Cara Cek CCTV Jalan Tol dan Non Tol untuk Mudik Lebaran 2026 Secara Online
Kementerian Pekerjaan Umum (PU) Republik Indonesia telah meluncurkan layanan pengecekan CCTV jalan tol secara online untuk memfasilitasi arus mudik Lebaran 2026. Layanan ini dikelola oleh Badan Usaha Jalan Tol dan dirancang untuk membantu pemudik memantau kondisi lalu lintas secara real-time sebelum atau selama perjalanan.
Langkah-Langkah Mengecek CCTV Jalan Tol
Berikut adalah panduan lengkap untuk mengakses CCTV jalan tol melalui situs resmi Kementerian PU:
- Buka laman https://mudik.pu.go.id/cctv-tol di browser Anda.
- Scroll ke bawah halaman untuk menemukan daftar ruas jalan tol beserta jumlah CCTV yang sedang online.
- Klik menu yang bertuliskan "Melihat CCTV (X Online)", di mana X menunjukkan jumlah CCTV aktif.
- Setelah itu, Anda dapat memilih ruas jalan tol yang ingin dipantau.
- Untuk pencarian yang lebih cepat, masukkan nama ruas jalan tol pada kolom yang tersedia.
- Klik tombol "Cari" untuk memfilter hasil.
- Daftar ruas jalan tol yang sesuai akan muncul; klik lagi menu "Melihat CCTV (X Online)".
- Akhirnya, Anda dapat melihat tampilan CCTV dari ruas jalan tol yang dipilih.
Cara Mengecek CCTV Jalan Non Tol
Selain jalan tol, Kementerian PU juga menyediakan akses CCTV untuk jalan non tol. Ini adalah langkah-langkahnya:
- Akses laman https://mudik.pu.go.id/cctv-ai.
- Scroll ke bawah untuk melihat daftar CCTV yang tersedia di berbagai ruas jalan non tol.
- Klik menu "Melihat CCTV".
- Pilih ruas jalan non tol yang ingin Anda pantau.
- Gunakan fitur pencarian dengan memasukkan nama CCTV untuk mempercepat proses.
- Klik "Cari", dan daftar CCTV yang sesuai akan ditampilkan.
- Klik lagi menu "Melihat CCTV" untuk mengakses tampilan langsung.
Akses CCTV dari Kemenhub
Untuk CCTV yang dikelola oleh Kementerian Perhubungan (Kemenhub), kunjungi link https://mudik.pu.go.id/cctv-kemenhub. Di halaman tersebut, Anda akan menemukan daftar CCTV yang dipasang di lokasi-lokasi strategis tertentu, memberikan informasi tambahan bagi pemudik.
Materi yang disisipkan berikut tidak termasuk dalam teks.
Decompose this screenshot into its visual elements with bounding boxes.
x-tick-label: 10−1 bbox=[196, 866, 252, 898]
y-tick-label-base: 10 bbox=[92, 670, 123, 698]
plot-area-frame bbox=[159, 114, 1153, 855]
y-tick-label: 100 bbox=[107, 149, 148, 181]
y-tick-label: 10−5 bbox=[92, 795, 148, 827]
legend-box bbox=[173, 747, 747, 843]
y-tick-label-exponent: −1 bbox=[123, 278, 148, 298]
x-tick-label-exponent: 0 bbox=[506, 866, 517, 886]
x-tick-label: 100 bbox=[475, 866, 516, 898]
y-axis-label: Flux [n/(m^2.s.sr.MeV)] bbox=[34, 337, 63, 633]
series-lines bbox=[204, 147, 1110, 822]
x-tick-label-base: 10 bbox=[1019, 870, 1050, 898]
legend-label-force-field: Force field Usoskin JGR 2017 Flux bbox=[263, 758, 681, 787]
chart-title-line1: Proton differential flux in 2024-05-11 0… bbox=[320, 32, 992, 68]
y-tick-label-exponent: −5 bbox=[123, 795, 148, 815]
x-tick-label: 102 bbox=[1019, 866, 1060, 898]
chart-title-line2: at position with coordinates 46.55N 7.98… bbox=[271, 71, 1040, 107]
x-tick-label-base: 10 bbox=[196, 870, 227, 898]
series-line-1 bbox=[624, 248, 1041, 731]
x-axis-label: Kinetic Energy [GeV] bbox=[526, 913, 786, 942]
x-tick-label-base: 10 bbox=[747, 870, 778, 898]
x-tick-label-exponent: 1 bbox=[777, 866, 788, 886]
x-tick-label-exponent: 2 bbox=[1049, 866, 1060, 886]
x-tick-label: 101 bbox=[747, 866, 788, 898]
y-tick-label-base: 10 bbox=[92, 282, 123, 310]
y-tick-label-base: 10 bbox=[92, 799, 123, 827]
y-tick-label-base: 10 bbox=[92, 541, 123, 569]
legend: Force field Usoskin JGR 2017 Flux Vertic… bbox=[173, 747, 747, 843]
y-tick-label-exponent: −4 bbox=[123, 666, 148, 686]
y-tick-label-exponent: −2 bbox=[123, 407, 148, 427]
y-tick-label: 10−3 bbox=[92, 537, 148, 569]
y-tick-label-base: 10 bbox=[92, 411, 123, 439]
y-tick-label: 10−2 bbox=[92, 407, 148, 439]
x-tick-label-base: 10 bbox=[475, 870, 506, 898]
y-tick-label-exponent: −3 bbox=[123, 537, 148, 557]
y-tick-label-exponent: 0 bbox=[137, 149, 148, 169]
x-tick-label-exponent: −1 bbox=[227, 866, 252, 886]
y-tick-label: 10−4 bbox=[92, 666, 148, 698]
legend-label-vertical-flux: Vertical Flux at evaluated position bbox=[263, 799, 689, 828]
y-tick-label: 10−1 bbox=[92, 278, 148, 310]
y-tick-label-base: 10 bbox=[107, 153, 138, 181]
Prediksi Puncak Arus Mudik Lebaran 2026
Kapolri Jenderal Listyo Sigit Prabowo memprediksi bahwa puncak arus mudik Lebaran 2026 akan terjadi dalam dua gelombang. Gelombang pertama diperkirakan pada tanggal 14-15 Maret, sementara gelombang kedua diprediksi terjadi pada tanggal 18-19 Maret. Prediksi ini disampaikan dalam rapat lintas sektoral untuk memastikan kelancaran arus mudik dan balik Idul Fitri 2026.
Sigit menekankan bahwa pola ini sejalan dengan kebijakan work from anywhere yang diterapkan pemerintah, yang memungkinkan fleksibilitas waktu bagi masyarakat. "Prediksi puncak arus mudik (gelombang pertama) ini kemungkinan terjadi di tanggal 14-15 Maret. Kemudian pemerintah melaksanakan WFH, biasanya antara tanggal 16 dan 17 (Maret). Sementara prediksi puncak arus mudik (kedua) ada di tanggal 18-19 Maret," ujarnya dalam rapat di Auditorium Mutiara, STIK-PTIK Lemdiklat Polri, Senin (2/3/2026).
Dengan layanan CCTV online ini, diharapkan pemudik dapat merencanakan perjalanan dengan lebih baik dan menghindari kemacetan selama musim mudik Lebaran 2026.